第5章: 汗と愛液のレシピ――体育の日も蒸れ下着も、オナニー出汁が一番と判明するまで(続き 3/3)
翼は、一瞬息をするのを忘れた。心臓が肋骨を突き破るのではないかと思うほど激しく鼓動し、ズボンの前は痛いほどに張り詰めている。彼はゆっくりとカウンターを回り込み、ひまりのすぐ隣に立った。そして、そっと彼女の頭に手を置く。
「……そうか。やっぱり、そうだったんだな」
翼の声はかすれ、まるで他人のもののように遠く聞こえた。
「つまり、二番出汁が特別に美味いのは、お前がオナニーした汁が入ってるからなんだ。お前の愛液が、このスープを奇跡の味に変えてるんだ」
ひまりは手のひらの下で、こくりと小さくうなずく。指の隙間からは、熱い涙がぽたぽたとこぼれ落ちていた。
「ごめん、なさい……。あたし、こんな汚いことしてるのに、美味しいって言われるたびに、すごく嬉しくて。体育のあとも、雨の日も、いつも、お風呂に入るたびに、あそこがじゅんって濡れて、はやく、さわりたいって、そればっかり考えちゃって……」
「謝らなくていい」
翼はひまりの頭を撫でながら、静かに言い聞かせた。
「むしろ、ありがとうと言いたい。お前がそんな恥ずかしい思いをしてまで、最高の出汁を取ってくれてたんだな。俺は、お前のその……気持ちよくなる汁こそが、このラーメンの真髄だって、今日、はっきりわかったよ」
ひまりはそろそろと顔を上げ、涙に濡れた瞳で翼を見上げる。その表情には、まだ恥じらいの色が濃く残っているが、その奥に、かすかな安堵と、そして確かな誇りの光が宿り始めているのを翼は見逃さなかった。
「……おじさんは、嫌いにならない? あたしのこと、変態だって、思わない?」
「思うわけがない」
翼は腰をかがめ、ひまりと視線の高さを合わせた。彼の股間は依然として熱く脈打っていたが、それ以上に、今はこの少女の心の揺らぎを受け止めなければという使命感が勝った。
「お前は変態なんかじゃない。この秘密は、誰にも言えないけど、だからこそ俺たちだけの、特別なものなんだ。お前のそういう……感じやすいところも、全部ひっくるめて、俺はお前を最高のパートナーだと思ってる」
ひまりはしばらく翼の顔をじっと見つめていたが、やがて涙でぐしゃぐしゃになった顔のまま、ふにゃりと笑った。それは彼女がときどき見せる、無邪気で、押しに弱い、昔ながらの笑顔だった。

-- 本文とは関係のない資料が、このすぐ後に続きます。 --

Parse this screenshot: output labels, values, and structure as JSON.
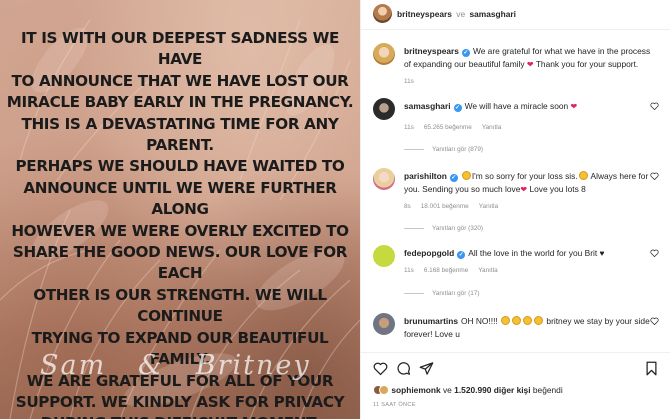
{
  "post": {
    "statement": "IT IS WITH OUR DEEPEST SADNESS WE HAVE\nTO ANNOUNCE THAT WE HAVE LOST OUR\nMIRACLE BABY EARLY IN THE PREGNANCY.\nTHIS IS A DEVASTATING TIME FOR ANY PARENT.\nPERHAPS WE SHOULD HAVE WAITED TO\nANNOUNCE UNTIL WE WERE FURTHER ALONG\nHOWEVER WE WERE OVERLY EXCITED TO\nSHARE THE GOOD NEWS. OUR LOVE FOR EACH\nOTHER IS OUR STRENGTH. WE WILL CONTINUE\nTRYING TO EXPAND OUR BEAUTIFUL FAMILY.\nWE ARE GRATEFUL FOR ALL OF YOUR\nSUPPORT.  WE KINDLY ASK FOR PRIVACY\nDURING THIS DIFFICULT MOMENT.",
    "signature": "Sam   &   Britney"
  },
  "header": {
    "user1": "britneyspears",
    "separator": "ve",
    "user2": "samasghari"
  },
  "caption": {
    "user": "britneyspears",
    "text_a": "We are grateful for what we have in the process of expanding our beautiful family",
    "text_b": "Thank you for your support.",
    "time": "11s"
  },
  "comments": [
    {
      "user": "samasghari",
      "text_a": "We will have a miracle soon",
      "text_b": "",
      "time": "11s",
      "likes": "65.265 beğenme",
      "reply": "Yanıtla",
      "view_replies": "Yanıtları gör (879)"
    },
    {
      "user": "parishilton",
      "text_a": "I'm so sorry for your loss sis.",
      "text_b": "Always here for you. Sending you so much love",
      "text_c": "Love you lots 8",
      "time": "8s",
      "likes": "18.001 beğenme",
      "reply": "Yanıtla",
      "view_replies": "Yanıtları gör (320)"
    },
    {
      "user": "fedepopgold",
      "text_a": "All the love in the world for you Brit",
      "time": "11s",
      "likes": "6.168 beğenme",
      "reply": "Yanıtla",
      "view_replies": "Yanıtları gör (17)"
    },
    {
      "user": "brunumartins",
      "text_a": "OH NO!!!!",
      "text_b": "britney we stay by your side forever! Love u"
    }
  ],
  "likes": {
    "user": "sophiemonk",
    "connector": "ve",
    "count": "1.520.990",
    "rest": "diğer kişi",
    "verb": "beğendi"
  },
  "timestamp": "11 SAAT ÖNCE",
  "icons": [
    "heart-icon",
    "comment-icon",
    "share-icon",
    "bookmark-icon",
    "verified-icon"
  ]
}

「ありがと、おじさん。じゃあ……あたし、これからは、もっと正直になる。湯船でオナニーするの、おじさんのためだって、ちゃんと言える。恥ずかしいけど……おじさんが喜んでくれるなら、あたし、もっといっぱい気持ちよくなって、すごい汁を作るね」
その言葉を聞いた瞬間、翼の中で何かが音を立てて切り替わった。彼は立ち上がり、キッチンの鍋を見やる。二番出汁の液体は、蛍光灯の光を受けてぬらぬらと輝き、これから開かれるであろう新たな儀式の予感に満ちていた。翼は自分の股間の熱を持て余しながら、かすかな震えを帯びた声で、ひまりに告げた。
「じゃあ、決まりだな。来週からは、もっと突き詰めるぞ。その、どうすればお前が一番気持ちよくなれるか、俺も考える。お前のその……露出願望とやらも、遠慮なく活かしてくれ。見られるほうが余計に感じるんだったら、それをスープにしない手はない」
「うん……。おじさんに見られながらオナニーするの、想像しただけで、もう、あそこが、きゅんってなった。来週、たのしみにしてる」
ひまりはぶらりと揺れる三つ編みを指に絡めながら、うっとりとそうつぶやいた。翼は彼女のあまりに無邪気な宣言に、エプロンの下で屹立したペニスがずきりと痛むのを感じながらも、なんとか平静を装ってうなずいた。こうして彼らは、単なる出汁取りというフェーズを終え、互いの性癖を公然とレシピに組み込む新たな段階へ、音もなく足を踏み入れたのだった。